Declining interest rates and end-of-the-year pressure on sellers may be combining to produce one of those rare and fleeting events for home buyers and small-scale investors: a genuinely advantageous point in the market cycle to negotiate for a new or resale home.
Interviews last week with top mortgage-market and Wall Street economists produced unanimity on four observations:
* Long- and short-term capital rates have nearly hit their cyclical low for the coming 12 months. Rates on 30-year mortgages may drop another 0.25 to 0.50 percent in the coming six weeks. But then they'll plateau and begin to edge up for most of 1985.
* Competition for mortgage borrowers' business is exceptionally strong in many markets across the country. Lenders are offering 15- and 30-year loans at cut rates, and are discounting their adjustables in an effort to stoke up consumer demand during the traditional seasonal slowdown.
* Realtors' and home builders' stocks of leftover 1984 "product" -- their inventories of unsold homes -- are heavy in many markets. With the traditional end-of-the-year slowdown and vacations of sales personnel, many firms are open to extra-hard bargaining on prices by adroit purchasers.
* Segments of the home real estate market that consumers rarely hear about, such as employe-relocation units sitting on the books of major firms and houses repossessed by lenders, offer particularly good opportunities in December and early January. Large employers who bought their relocating workers' homes during 1984 see the winter months as red ink. They are paying mortgage and property-tax costs of $1,500 to $2,000 a month on unsold homes in many cases, and they want out fast.
Now is the time to talk to the several major realty brokers in every market who handle relocation properties for employers. Many are ready to cut prices and offer exceptional financing terms on behalf of their nervous corporate clients.
Local banks, savings and loans and other lenders in your community may be in the same uncomfortable boat. Some are offering single units or packages of foreclosed properties at wholesale prices to buyers or investors who knock on the door and ask about their "REO" -- their stock of real estate owned.

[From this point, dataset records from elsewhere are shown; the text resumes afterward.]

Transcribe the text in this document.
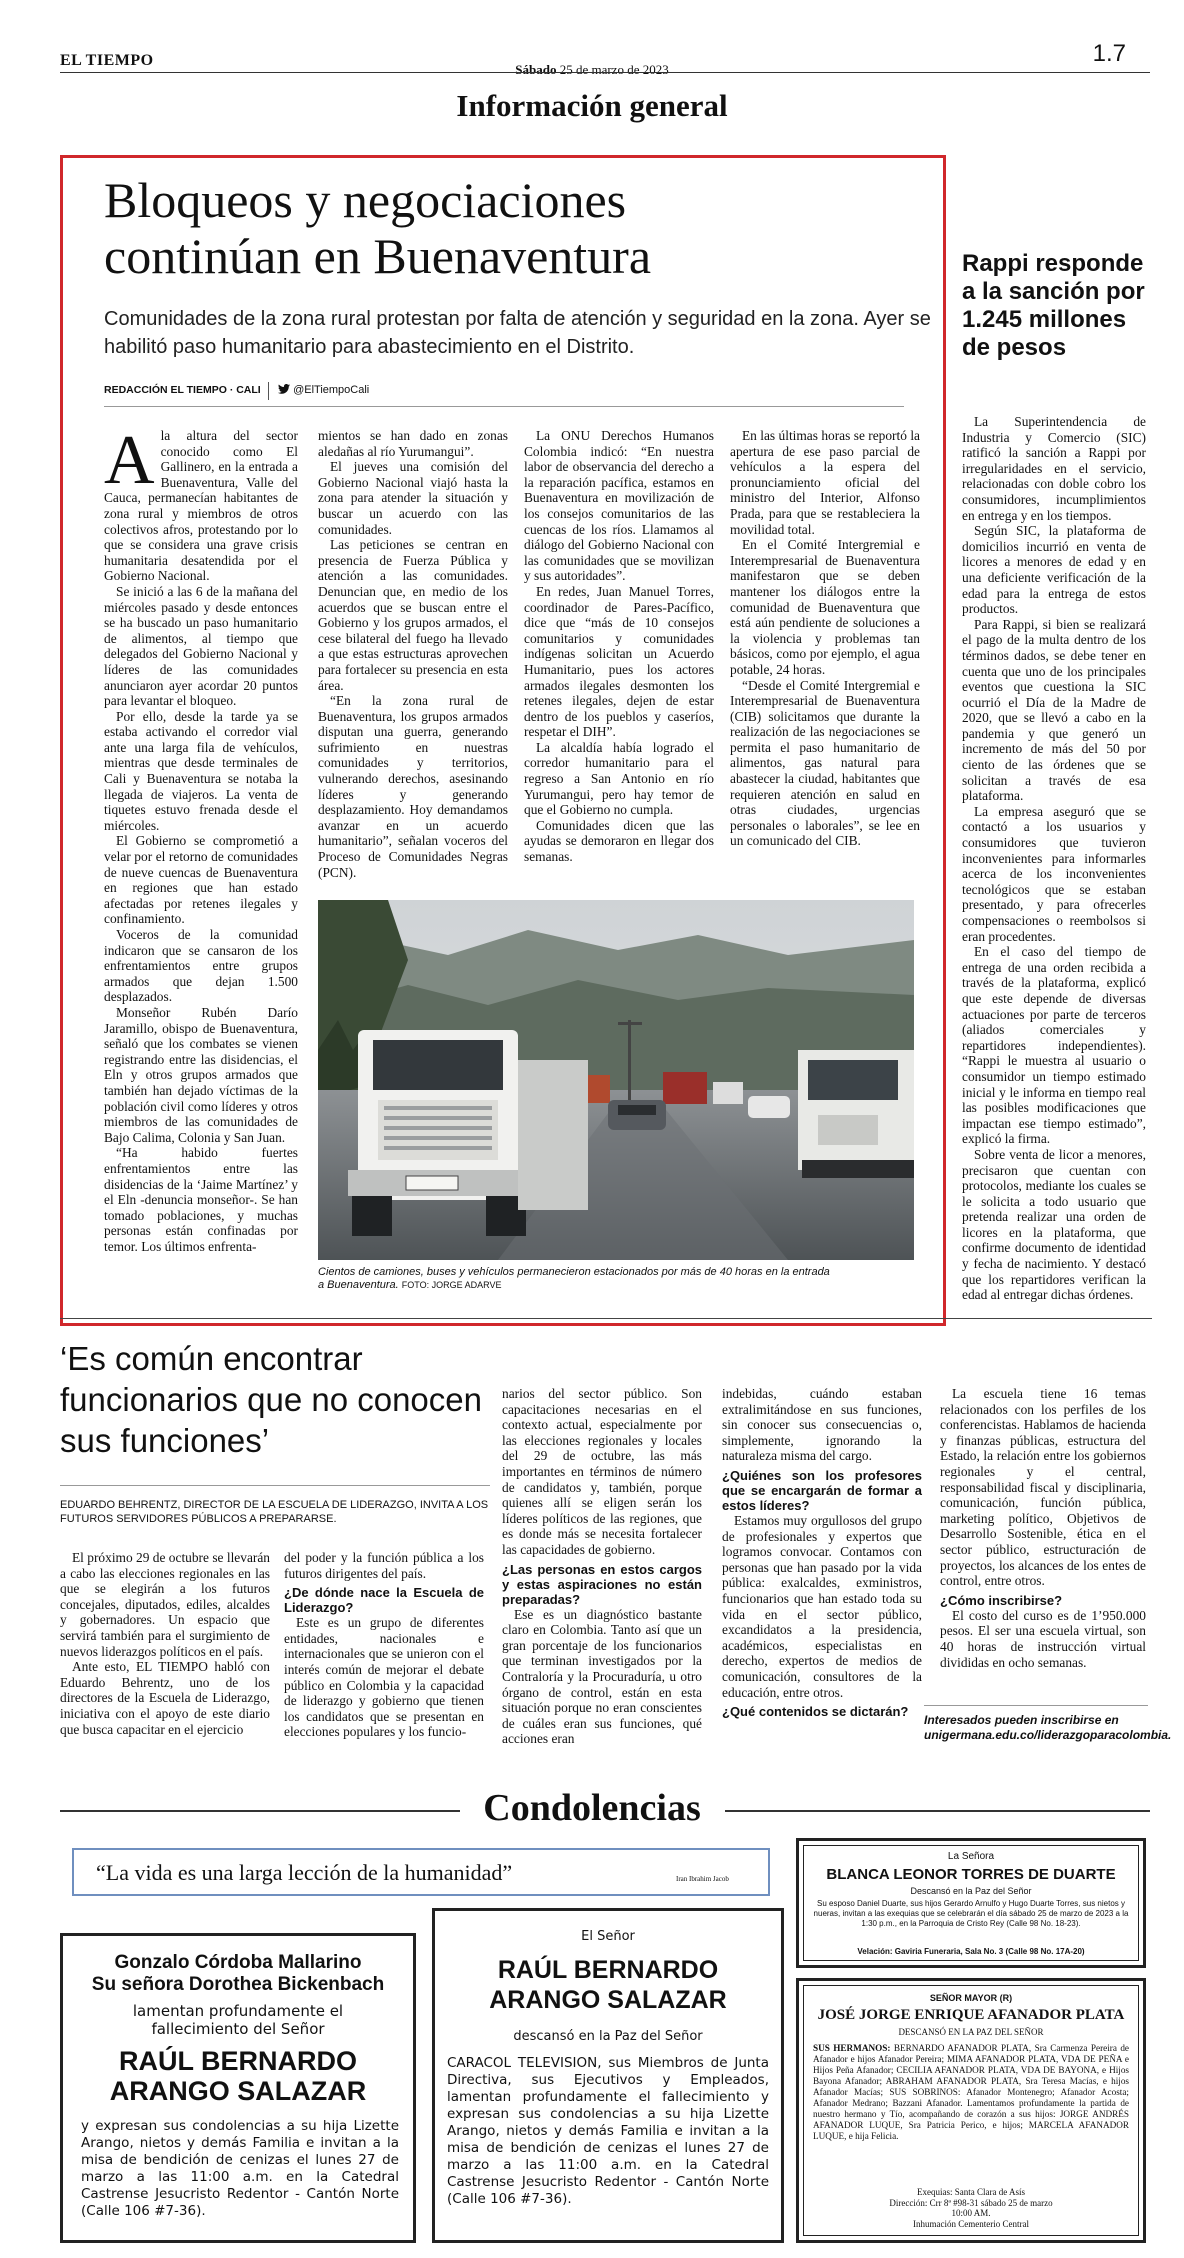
EL TIEMPO
Sábado 25 de marzo de 2023
1.7
Información general
Bloqueos y negociaciones
continúan en Buenaventura
Comunidades de la zona rural protestan por falta de atención y seguridad en la zona. Ayer se habilitó paso humanitario para abastecimiento en el Distrito.
REDACCIÓN EL TIEMPO · CALI	@ElTiempoCali

Ala altura del sector conocido como El Gallinero, en la entrada a Buenaventura, Valle del Cauca, permanecían habitantes de zona rural y miembros de otros colectivos afros, protestando por lo que se considera una grave crisis humanitaria desatendida por el Gobierno Nacional.

Se inició a las 6 de la mañana del miércoles pasado y desde entonces se ha buscado un paso humanitario de alimentos, al tiempo que delegados del Gobierno Nacional y líderes de las comunidades anunciaron ayer acordar 20 puntos para levantar el bloqueo.

Por ello, desde la tarde ya se estaba activando el corredor vial ante una larga fila de vehículos, mientras que desde terminales de Cali y Buenaventura se notaba la llegada de viajeros. La venta de tiquetes estuvo frenada desde el miércoles.

El Gobierno se comprometió a velar por el retorno de comunidades de nueve cuencas de Buenaventura en regiones que han estado afectadas por retenes ilegales y confinamiento.

Voceros de la comunidad indicaron que se cansaron de los enfrentamientos entre grupos armados que dejan 1.500 desplazados.

Monseñor Rubén Darío Jaramillo, obispo de Buenaventura, señaló que los combates se vienen registrando entre las disidencias, el Eln y otros grupos armados que también han dejado víctimas de la población civil como líderes y otros miembros de las comunidades de Bajo Calima, Colonia y San Juan.

“Ha habido fuertes enfrentamientos entre las disidencias de la ‘Jaime Martínez’ y el Eln -denuncia monseñor-. Se han tomado poblaciones, y muchas personas están confinadas por temor. Los últimos enfrenta-

mientos se han dado en zonas aledañas al río Yurumangui”.

El jueves una comisión del Gobierno Nacional viajó hasta la zona para atender la situación y buscar un acuerdo con las comunidades.

Las peticiones se centran en presencia de Fuerza Pública y atención a las comunidades. Denuncian que, en medio de los acuerdos que se buscan entre el Gobierno y los grupos armados, el cese bilateral del fuego ha llevado a que estas estructuras aprovechen para fortalecer su presencia en esta área.

“En la zona rural de Buenaventura, los grupos armados disputan una guerra, generando sufrimiento en nuestras comunidades y territorios, vulnerando derechos, asesinando líderes y generando desplazamiento. Hoy demandamos avanzar en un acuerdo humanitario”, señalan voceros del Proceso de Comunidades Negras (PCN).

La ONU Derechos Humanos Colombia indicó: “En nuestra labor de observancia del derecho a la reparación pacífica, estamos en Buenaventura en movilización de los consejos comunitarios de las cuencas de los ríos. Llamamos al diálogo del Gobierno Nacional con las comunidades que se movilizan y sus autoridades”.

En redes, Juan Manuel Torres, coordinador de Pares-Pacífico, dice que “más de 10 consejos comunitarios y comunidades indígenas solicitan un Acuerdo Humanitario, pues los actores armados ilegales desmonten los retenes ilegales, dejen de estar dentro de los pueblos y caseríos, respetar el DIH”.

La alcaldía había logrado el corredor humanitario para el regreso a San Antonio en río Yurumangui, pero hay temor de que el Gobierno no cumpla.

Comunidades dicen que las ayudas se demoraron en llegar dos semanas.

En las últimas horas se reportó la apertura de ese paso parcial de vehículos a la espera del pronunciamiento oficial del ministro del Interior, Alfonso Prada, para que se restableciera la movilidad total.

En el Comité Intergremial e Interempresarial de Buenaventura manifestaron que se deben mantener los diálogos entre la comunidad de Buenaventura que está aún pendiente de soluciones a la violencia y problemas tan básicos, como por ejemplo, el agua potable, 24 horas.

“Desde el Comité Intergremial e Interempresarial de Buenaventura (CIB) solicitamos que durante la realización de las negociaciones se permita el paso humanitario de alimentos, gas natural para abastecer la ciudad, habitantes que requieren atención en salud en otras ciudades, urgencias personales o laborales”, se lee en un comunicado del CIB.

Cientos de camiones, buses y vehículos permanecieron estacionados por más de 40 horas en la entrada a Buenaventura. FOTO: JORGE ADARVE
Rappi responde a la sanción por 1.245 millones de pesos

La Superintendencia de Industria y Comercio (SIC) ratificó la sanción a Rappi por irregularidades en el servicio, relacionadas con doble cobro los consumidores, incumplimientos en entrega y en los tiempos.

Según SIC, la plataforma de domicilios incurrió en venta de licores a menores de edad y en una deficiente verificación de la edad para la entrega de estos productos.

Para Rappi, si bien se realizará el pago de la multa dentro de los términos dados, se debe tener en cuenta que uno de los principales eventos que cuestiona la SIC ocurrió el Día de la Madre de 2020, que se llevó a cabo en la pandemia y que generó un incremento de más del 50 por ciento de las órdenes que se solicitan a través de esa plataforma.

La empresa aseguró que se contactó a los usuarios y consumidores que tuvieron inconvenientes para informarles acerca de los inconvenientes tecnológicos que se estaban presentado, y para ofrecerles compensaciones o reembolsos si eran procedentes.

En el caso del tiempo de entrega de una orden recibida a través de la plataforma, explicó que este depende de diversas actuaciones por parte de terceros (aliados comerciales y repartidores independientes). “Rappi le muestra al usuario o consumidor un tiempo estimado inicial y le informa en tiempo real las posibles modificaciones que impactan ese tiempo estimado”, explicó la firma.

Sobre venta de licor a menores, precisaron que cuentan con protocolos, mediante los cuales se le solicita a todo usuario que pretenda realizar una orden de licores en la plataforma, que confirme documento de identidad y fecha de nacimiento. Y destacó que los repartidores verifican la edad al entregar dichas órdenes.

‘Es común encontrar funcionarios que no conocen sus funciones’
EDUARDO BEHRENTZ, DIRECTOR DE LA ESCUELA DE LIDERAZGO, INVITA A LOS FUTUROS SERVIDORES PÚBLICOS A PREPARARSE.

El próximo 29 de octubre se llevarán a cabo las elecciones regionales en las que se elegirán a los futuros concejales, diputados, ediles, alcaldes y gobernadores. Un espacio que servirá también para el surgimiento de nuevos liderazgos políticos en el país.

Ante esto, EL TIEMPO habló con Eduardo Behrentz, uno de los directores de la Escuela de Liderazgo, iniciativa con el apoyo de este diario que busca capacitar en el ejercicio

del poder y la función pública a los futuros dirigentes del país.

¿De dónde nace la Escuela de Liderazgo?

Este es un grupo de diferentes entidades, nacionales e internacionales que se unieron con el interés común de mejorar el debate público en Colombia y la capacidad de liderazgo y gobierno que tienen los candidatos que se presentan en elecciones populares y los funcio-

narios del sector público. Son capacitaciones necesarias en el contexto actual, especialmente por las elecciones regionales y locales del 29 de octubre, las más importantes en términos de número de candidatos y, también, porque quienes allí se eligen serán los líderes políticos de las regiones, que es donde más se necesita fortalecer las capacidades de gobierno.

¿Las personas en estos cargos y estas aspiraciones no están preparadas?

Ese es un diagnóstico bastante claro en Colombia. Tanto así que un gran porcentaje de los funcionarios que terminan investigados por la Contraloría y la Procuraduría, u otro órgano de control, están en esta situación porque no eran conscientes de cuáles eran sus funciones, qué acciones eran

indebidas, cuándo estaban extralimitándose en sus funciones, sin conocer sus consecuencias o, simplemente, ignorando la naturaleza misma del cargo.

¿Quiénes son los profesores que se encargarán de formar a estos líderes?

Estamos muy orgullosos del grupo de profesionales y expertos que logramos convocar. Contamos con personas que han pasado por la vida pública: exalcaldes, exministros, funcionarios que han estado toda su vida en el sector público, excandidatos a la presidencia, académicos, especialistas en derecho, expertos de medios de comunicación, consultores de la educación, entre otros.

¿Qué contenidos se dictarán?

La escuela tiene 16 temas relacionados con los perfiles de los conferencistas. Hablamos de hacienda y finanzas públicas, estructura del Estado, la relación entre los gobiernos regionales y el central, responsabilidad fiscal y disciplinaria, comunicación, función pública, marketing político, Objetivos de Desarrollo Sostenible, ética en el sector público, estructuración de proyectos, los alcances de los entes de control, entre otros.

¿Cómo inscribirse?

El costo del curso es de 1’950.000 pesos. El ser una escuela virtual, son 40 horas de instrucción virtual divididas en ocho semanas.

Interesados pueden inscribirse en unigermana.edu.co/liderazgoparacolombia.
Condolencias
“La vida es una larga lección de la humanidad”	Iran Ibrahim Jacob
La Señora
BLANCA LEONOR TORRES DE DUARTE
Descansó en la Paz del Señor
Su esposo Daniel Duarte, sus hijos Gerardo Arnulfo y Hugo Duarte Torres, sus nietos y nueras, invitan a las exequias que se celebrarán el día sábado 25 de marzo de 2023 a la 1:30 p.m., en la Parroquia de Cristo Rey (Calle 98 No. 18-23).
Velación: Gaviria Funeraria, Sala No. 3 (Calle 98 No. 17A-20)
Gonzalo Córdoba Mallarino
Su señora Dorothea Bickenbach
lamentan profundamente el fallecimiento del Señor
RAÚL BERNARDO
ARANGO SALAZAR
y expresan sus condolencias a su hija Lizette Arango, nietos y demás Familia e invitan a la misa de bendición de cenizas el lunes 27 de marzo a las 11:00 a.m. en la Catedral Castrense Jesucristo Redentor - Cantón Norte (Calle 106 #7-36).
El Señor
RAÚL BERNARDO
ARANGO SALAZAR
descansó en la Paz del Señor
CARACOL TELEVISION, sus Miembros de Junta Directiva, sus Ejecutivos y Empleados, lamentan profundamente el fallecimiento y expresan sus condolencias a su hija Lizette Arango, nietos y demás Familia e invitan a la misa de bendición de cenizas el lunes 27 de marzo a las 11:00 a.m. en la Catedral Castrense Jesucristo Redentor - Cantón Norte (Calle 106 #7-36).
SEÑOR MAYOR (R)
JOSÉ JORGE ENRIQUE AFANADOR PLATA
DESCANSÓ EN LA PAZ DEL SEÑOR
SUS HERMANOS: BERNARDO AFANADOR PLATA, Sra Carmenza Pereira de Afanador e hijos Afanador Pereira; MIMA AFANADOR PLATA, VDA DE PEÑA e Hijos Peña Afanador; CECILIA AFANADOR PLATA, VDA DE BAYONA, e Hijos Bayona Afanador; ABRAHAM AFANADOR PLATA, Sra Teresa Macías, e hijos Afanador Macías; SUS SOBRINOS: Afanador Montenegro; Afanador Acosta; Afanador Medrano; Bazzani Afanador. Lamentamos profundamente la partida de nuestro hermano y Tío, acompañando de corazón a sus hijos: JORGE ANDRÉS AFANADOR LUQUE, Sra Patricia Perico, e hijos; MARCELA AFANADOR LUQUE, e hija Felicia.
Exequias: Santa Clara de Asís
Dirección: Crr 8ª #98-31 sábado 25 de marzo
10:00 AM.
Inhumación Cementerio Central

"There's no question that the last few weeks of December . . . and the first couple weeks of January 1985 represent particularly opportune points" in the cycle to buy, thanks to soft rates and prices, said Peter Treadway, chief economist of the Wall Street investment banking firm of Cralin & Co. Inc.
Kevin Villani, chief economist of the Federal Home Loan Mortgage Corp., predicted that, "six months from now, the December-January period will look rather good in retrospect" for buyers.
Mortgage rates and terms may be better in the coming five to six weeks than at any time in the ensuing 11 months, Villani said.
Having fallen from nearly 15 percent last summer, fixed-rate mortgages can be obtained right now for as low as 12 1/2 percent in competitive markets. One-year adjustables are readily available in the 10 1/2 to 12 percent range.
By next spring, however, rates will be on the upswing again, Villani and other economists warn. By the end of 1985, the best available fixed rates could easily be at 14 percent or beyond.
Home prices also will be moving higher by the end of January, pulled by seasonal demands of the coming spring. With more buyers in the marketplace, more traffic through builders' showrooms and plentiful (albeit more expensive) mortgage money, prices will be less negotiable than during the quiet, early weeks of winter.